I JUST NEED SOMEONE TO TELL ME HOW TALL I AM
By Max Chenofski
Given the recent passing of Papa John Phillips, we'd like to offer this pretty image: Papa John lying along the sun-soaked shores of Rock 'N' Roll Heaven, sipping mai tais, watching all the pretty young things walk on by. He can't be bothered with the incidentals (how he slipped past the Gates in the first place, for starters). Nah. Somewhere in the back of his mind, he knows full well that he's earned his keep--his breezy, blissful benchmarks in pop music having made for one of the finest chapters in the tome that is L.A. rock. More importantly, though, in true hippie fashion, his shimmering strokes spoke intimately to a generation of wistful dreamers.
Make that generations of wistful dreamers. It's gotta be nice to know that a sonic sentiment such as "California Dreamin'" is still capturing the unbearable ache of hopefuls born well after the song's conception--an ocean and culture from the Promised Land--who yearn to slip their gray skies for greener pastures, much as Phillips did some 35 years ago.

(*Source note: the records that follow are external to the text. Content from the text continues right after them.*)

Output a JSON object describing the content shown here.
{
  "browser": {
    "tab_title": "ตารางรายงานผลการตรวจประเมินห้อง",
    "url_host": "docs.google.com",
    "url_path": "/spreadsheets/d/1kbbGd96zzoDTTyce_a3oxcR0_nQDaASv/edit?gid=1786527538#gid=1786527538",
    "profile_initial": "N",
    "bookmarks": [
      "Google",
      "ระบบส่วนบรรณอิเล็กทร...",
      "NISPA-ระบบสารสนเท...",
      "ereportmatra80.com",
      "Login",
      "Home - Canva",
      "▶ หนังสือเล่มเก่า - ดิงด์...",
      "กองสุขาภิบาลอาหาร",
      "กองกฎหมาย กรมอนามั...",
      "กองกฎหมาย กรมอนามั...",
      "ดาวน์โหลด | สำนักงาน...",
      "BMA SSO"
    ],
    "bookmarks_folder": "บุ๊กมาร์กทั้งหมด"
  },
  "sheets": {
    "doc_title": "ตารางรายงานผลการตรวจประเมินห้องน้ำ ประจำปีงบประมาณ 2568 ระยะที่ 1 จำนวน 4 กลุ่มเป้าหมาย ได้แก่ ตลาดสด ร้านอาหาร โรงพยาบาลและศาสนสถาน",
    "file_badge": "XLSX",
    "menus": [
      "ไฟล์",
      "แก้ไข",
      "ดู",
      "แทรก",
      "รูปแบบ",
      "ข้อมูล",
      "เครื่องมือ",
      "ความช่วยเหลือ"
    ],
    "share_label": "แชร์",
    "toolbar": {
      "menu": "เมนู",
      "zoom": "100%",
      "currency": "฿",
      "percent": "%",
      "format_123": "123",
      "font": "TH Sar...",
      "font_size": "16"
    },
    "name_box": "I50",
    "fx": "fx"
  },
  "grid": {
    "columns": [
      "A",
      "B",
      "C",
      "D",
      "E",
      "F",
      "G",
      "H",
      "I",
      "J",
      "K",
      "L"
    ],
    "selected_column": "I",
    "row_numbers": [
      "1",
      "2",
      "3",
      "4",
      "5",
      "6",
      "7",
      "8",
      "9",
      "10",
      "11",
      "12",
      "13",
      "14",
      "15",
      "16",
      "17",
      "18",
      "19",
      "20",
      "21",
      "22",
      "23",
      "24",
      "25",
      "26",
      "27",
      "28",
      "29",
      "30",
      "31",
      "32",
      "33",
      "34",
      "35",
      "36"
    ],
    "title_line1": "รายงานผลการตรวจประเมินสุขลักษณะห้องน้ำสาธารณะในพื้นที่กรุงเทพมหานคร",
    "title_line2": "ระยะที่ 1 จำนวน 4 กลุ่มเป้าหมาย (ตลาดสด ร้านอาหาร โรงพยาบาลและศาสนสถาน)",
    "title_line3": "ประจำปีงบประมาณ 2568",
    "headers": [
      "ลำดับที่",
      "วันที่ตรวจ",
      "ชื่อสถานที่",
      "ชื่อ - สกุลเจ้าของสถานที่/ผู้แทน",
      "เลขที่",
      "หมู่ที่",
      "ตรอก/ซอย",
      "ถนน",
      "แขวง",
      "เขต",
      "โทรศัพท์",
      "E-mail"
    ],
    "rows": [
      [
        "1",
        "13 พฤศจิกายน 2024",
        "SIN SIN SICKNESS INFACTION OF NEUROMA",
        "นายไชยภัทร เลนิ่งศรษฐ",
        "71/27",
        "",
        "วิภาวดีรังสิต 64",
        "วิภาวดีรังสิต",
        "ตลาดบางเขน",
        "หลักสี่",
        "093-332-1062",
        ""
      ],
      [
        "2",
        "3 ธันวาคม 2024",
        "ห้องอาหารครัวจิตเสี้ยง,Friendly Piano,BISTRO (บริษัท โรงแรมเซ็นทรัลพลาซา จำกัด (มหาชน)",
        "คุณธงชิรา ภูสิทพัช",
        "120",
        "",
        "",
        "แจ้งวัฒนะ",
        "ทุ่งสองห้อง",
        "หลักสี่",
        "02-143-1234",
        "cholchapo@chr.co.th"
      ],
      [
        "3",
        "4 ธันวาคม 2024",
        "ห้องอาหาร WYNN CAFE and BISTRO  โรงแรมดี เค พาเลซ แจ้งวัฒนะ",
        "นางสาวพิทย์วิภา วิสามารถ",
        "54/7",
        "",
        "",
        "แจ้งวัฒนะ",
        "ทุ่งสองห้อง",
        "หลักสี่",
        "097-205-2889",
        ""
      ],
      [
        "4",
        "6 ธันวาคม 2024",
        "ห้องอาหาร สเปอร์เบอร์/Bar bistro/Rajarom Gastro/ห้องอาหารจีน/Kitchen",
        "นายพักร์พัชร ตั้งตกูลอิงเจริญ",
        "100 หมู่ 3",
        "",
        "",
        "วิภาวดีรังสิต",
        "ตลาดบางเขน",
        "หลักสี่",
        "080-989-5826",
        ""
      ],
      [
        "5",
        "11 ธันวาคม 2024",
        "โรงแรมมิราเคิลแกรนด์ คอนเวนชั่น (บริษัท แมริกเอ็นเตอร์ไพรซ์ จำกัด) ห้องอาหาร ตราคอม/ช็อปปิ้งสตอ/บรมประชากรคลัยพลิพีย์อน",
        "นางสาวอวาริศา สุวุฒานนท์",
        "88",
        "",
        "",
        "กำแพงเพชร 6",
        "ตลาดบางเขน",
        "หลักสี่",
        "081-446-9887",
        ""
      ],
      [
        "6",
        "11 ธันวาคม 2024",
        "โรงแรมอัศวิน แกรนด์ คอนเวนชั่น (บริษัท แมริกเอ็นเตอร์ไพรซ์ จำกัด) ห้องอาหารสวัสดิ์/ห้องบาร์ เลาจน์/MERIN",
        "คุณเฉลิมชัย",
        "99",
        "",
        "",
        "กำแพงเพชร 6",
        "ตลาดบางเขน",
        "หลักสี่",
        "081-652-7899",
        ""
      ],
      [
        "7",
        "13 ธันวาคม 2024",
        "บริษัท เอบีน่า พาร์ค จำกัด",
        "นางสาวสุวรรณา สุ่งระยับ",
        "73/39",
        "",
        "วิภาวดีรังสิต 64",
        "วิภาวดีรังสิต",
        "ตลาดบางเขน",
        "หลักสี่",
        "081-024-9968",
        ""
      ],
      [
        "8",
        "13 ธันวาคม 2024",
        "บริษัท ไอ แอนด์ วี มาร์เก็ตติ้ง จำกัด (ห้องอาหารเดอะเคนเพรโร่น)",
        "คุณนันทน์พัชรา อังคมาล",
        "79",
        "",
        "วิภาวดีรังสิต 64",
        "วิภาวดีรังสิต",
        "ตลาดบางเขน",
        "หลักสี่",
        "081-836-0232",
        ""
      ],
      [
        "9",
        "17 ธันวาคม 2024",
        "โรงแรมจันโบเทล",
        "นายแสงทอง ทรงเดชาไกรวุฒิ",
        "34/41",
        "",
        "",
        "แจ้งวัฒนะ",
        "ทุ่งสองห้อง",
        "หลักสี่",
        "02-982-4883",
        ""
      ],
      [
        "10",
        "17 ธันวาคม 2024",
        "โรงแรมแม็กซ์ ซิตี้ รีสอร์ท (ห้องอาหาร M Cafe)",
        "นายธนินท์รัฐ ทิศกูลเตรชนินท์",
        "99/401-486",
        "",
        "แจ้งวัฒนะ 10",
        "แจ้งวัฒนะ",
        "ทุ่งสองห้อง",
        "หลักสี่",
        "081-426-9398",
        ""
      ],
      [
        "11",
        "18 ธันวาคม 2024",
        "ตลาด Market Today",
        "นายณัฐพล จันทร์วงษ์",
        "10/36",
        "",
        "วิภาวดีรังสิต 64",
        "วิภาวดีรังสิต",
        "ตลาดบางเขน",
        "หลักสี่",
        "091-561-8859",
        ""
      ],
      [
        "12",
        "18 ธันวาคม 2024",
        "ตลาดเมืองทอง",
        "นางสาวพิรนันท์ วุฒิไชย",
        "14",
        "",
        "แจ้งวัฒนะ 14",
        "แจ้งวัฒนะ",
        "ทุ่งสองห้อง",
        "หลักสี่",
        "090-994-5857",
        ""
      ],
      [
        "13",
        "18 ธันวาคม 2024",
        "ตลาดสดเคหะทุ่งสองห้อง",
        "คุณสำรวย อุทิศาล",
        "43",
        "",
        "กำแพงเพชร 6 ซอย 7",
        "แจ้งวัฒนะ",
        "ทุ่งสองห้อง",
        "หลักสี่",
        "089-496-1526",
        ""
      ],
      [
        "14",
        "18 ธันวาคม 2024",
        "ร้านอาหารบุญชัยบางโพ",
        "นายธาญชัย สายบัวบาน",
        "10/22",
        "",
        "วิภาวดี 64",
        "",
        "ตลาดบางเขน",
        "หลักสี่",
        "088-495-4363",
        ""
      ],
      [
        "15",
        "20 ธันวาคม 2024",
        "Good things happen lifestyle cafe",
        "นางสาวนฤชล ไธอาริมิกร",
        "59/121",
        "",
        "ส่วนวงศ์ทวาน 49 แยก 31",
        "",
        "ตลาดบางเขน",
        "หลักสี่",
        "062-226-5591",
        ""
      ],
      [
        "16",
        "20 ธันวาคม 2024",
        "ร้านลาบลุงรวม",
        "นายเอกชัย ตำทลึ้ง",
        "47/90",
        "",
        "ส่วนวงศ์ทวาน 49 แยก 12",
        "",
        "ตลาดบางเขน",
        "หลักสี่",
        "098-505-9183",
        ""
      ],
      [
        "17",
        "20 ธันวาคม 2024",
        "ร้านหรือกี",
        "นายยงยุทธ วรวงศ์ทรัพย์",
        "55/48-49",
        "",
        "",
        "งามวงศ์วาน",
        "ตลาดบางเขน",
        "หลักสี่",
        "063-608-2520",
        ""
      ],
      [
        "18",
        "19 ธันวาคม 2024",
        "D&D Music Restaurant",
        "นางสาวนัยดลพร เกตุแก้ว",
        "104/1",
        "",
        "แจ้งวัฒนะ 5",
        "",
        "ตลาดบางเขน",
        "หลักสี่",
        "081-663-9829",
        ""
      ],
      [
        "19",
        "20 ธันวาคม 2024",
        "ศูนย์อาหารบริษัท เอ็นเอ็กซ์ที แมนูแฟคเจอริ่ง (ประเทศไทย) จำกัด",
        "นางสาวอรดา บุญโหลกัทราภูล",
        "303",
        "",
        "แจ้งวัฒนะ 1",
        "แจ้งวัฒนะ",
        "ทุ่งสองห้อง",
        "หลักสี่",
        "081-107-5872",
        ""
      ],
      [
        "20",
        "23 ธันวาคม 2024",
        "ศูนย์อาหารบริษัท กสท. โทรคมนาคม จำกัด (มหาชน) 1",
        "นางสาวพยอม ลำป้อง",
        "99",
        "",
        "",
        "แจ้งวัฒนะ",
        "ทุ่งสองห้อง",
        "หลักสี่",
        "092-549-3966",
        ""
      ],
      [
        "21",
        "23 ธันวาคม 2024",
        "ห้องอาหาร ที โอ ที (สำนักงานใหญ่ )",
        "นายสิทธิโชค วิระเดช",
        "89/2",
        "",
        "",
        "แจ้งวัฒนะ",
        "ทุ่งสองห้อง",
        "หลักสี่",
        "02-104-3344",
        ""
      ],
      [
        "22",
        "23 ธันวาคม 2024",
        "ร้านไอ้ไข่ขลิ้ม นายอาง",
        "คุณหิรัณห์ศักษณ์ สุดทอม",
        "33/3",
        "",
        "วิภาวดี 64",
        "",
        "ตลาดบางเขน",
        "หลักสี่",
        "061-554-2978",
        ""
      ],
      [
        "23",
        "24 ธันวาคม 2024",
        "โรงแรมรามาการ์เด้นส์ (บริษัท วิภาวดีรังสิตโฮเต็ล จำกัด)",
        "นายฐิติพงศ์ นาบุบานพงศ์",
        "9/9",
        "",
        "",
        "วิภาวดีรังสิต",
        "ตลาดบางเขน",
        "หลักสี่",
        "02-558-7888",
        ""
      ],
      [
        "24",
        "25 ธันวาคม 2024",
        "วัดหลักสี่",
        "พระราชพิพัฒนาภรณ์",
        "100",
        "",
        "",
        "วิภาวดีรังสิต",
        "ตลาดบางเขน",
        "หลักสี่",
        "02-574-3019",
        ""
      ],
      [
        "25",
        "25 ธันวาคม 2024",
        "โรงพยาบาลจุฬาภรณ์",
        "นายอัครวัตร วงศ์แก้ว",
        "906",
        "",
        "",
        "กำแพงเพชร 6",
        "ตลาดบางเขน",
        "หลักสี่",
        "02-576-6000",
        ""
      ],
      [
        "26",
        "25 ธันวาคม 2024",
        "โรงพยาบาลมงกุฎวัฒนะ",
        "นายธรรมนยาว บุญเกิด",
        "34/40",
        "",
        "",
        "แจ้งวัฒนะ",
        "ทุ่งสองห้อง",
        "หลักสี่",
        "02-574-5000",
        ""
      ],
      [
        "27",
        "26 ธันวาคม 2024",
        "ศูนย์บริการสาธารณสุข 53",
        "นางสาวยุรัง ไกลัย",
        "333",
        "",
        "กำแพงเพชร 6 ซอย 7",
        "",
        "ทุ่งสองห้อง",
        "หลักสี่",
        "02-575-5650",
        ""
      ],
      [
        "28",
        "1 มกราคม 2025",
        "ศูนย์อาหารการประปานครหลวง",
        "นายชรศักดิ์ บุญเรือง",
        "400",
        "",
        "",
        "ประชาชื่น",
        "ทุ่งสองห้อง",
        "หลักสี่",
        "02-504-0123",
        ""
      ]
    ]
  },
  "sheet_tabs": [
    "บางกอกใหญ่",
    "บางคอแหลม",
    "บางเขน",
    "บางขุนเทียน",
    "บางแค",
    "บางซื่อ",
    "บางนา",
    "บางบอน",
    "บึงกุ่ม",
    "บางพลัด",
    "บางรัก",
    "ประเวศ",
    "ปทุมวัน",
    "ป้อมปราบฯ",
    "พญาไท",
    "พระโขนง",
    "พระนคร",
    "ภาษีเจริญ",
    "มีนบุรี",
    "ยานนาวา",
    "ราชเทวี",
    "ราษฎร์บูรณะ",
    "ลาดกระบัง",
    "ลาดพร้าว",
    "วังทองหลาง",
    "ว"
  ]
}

Take Minibar, a quartet doing time in Britpop London. A fine time for a fine band to chalk up some fine accomplishments. If you're the kind of band that fit the shoe-gazer mold, that is. If, on the other hand, you aspired to something different, something grander, you might've found yourself relegated to the ranks of Cover Band In What's Got To Be The Only Tex-Mex Joint In Greater London. Simon Petty and Sid Jordan, one-half of Minibar, did. Why? "I dream I'm breathing air/That no-one breathed before/I've got the desert in my hair/My arm gets tanned/As it hangs from a Chevy door." That's why.
The longing seared into "Road Movies," the title track of the outfit's debut, tells the tale. Simply put, they dared to dream. Bucking convention in a land virtually defined by convention, they followed their hearts, adding some distinctly American flavors to their Anglo pop: three-part harmonies, pedal steel, banjo, harmonica. See if you can get your head around a three-car pile-up involving The Flying Burrito Brothers, Jimmy Webb, and Blur. And you know what that kind of ambition will get you back home, where "all the roads. . . are too small."
". . . I can't afford to fail/I've got two straight weeks to lay waste to Babylon." And so they did--have their bidding with Babylon, that is. Armed with enough cash to buy them two weeks in L.A., the boys gigged as best as they could, landed a management deal, and bought themselves musical asylum. In two weeks. The rest of their story also plays out like the stuff of California dreams. In two years' time they manage to secure a major-label deal and the affections of one T-Bone Burnett, the inspired knob-twirler behind The Wallflowers and Counting Crows. A fine fit, indeed.
That's the exposition to Road Movies, a disc so crammed with Americana as to place Minibar well within the alt-country ranks of The Jayhawks and Son Volt, albeit with a distinctly Anglo asterisk. Exhibit A: "Holiday From Myself," the album's opener/first single, which comes loaded down with hooks, harmonies, and lyrics like "I need some time away from being me/I'm worried about my health/And I seem to be bad company." A choice lead-in to a choice cover--"Choked Up," the highlight of Whiskeytown's about-to-be-released swan song, Pneumonia. Much as Minibar does Americana better than most Americans, so do they do Whiskeytown better than Whiskeytown.
Exhibit B: Drunk on Tim Walker's pedal-steel wizardry, "Six Foot" is Minibar at their beat-down best. Petty's knack for the clever lyric ("Cos I'm six foot tall on a good day/I'm eight miles high when I try") and his boys' way with the high-lonesome jam make for a six-pack revelation worthy of Uncle Tupelo. And the revelations are all around: In "Cool Water's" dazzling, dualing finger-picking; "Visible From Space's" sawdust-and-whiskey honky-tonk-isms; "So Long Soho's" snake-charming the sad-bastard soul of vintage Paul Westerburg. Drunk. Whored-out. Reflective.
If Road Movies is any reflection of what Minibar was turning out back across the Pond, it's a good thing they got the hell out of Dodge. Theirs is a sound best suited to the utter vastness of the Golden State. Call it Babylon. Call it whatever you like. It's where they, like so many before them, realized their dream. Right, Papa John?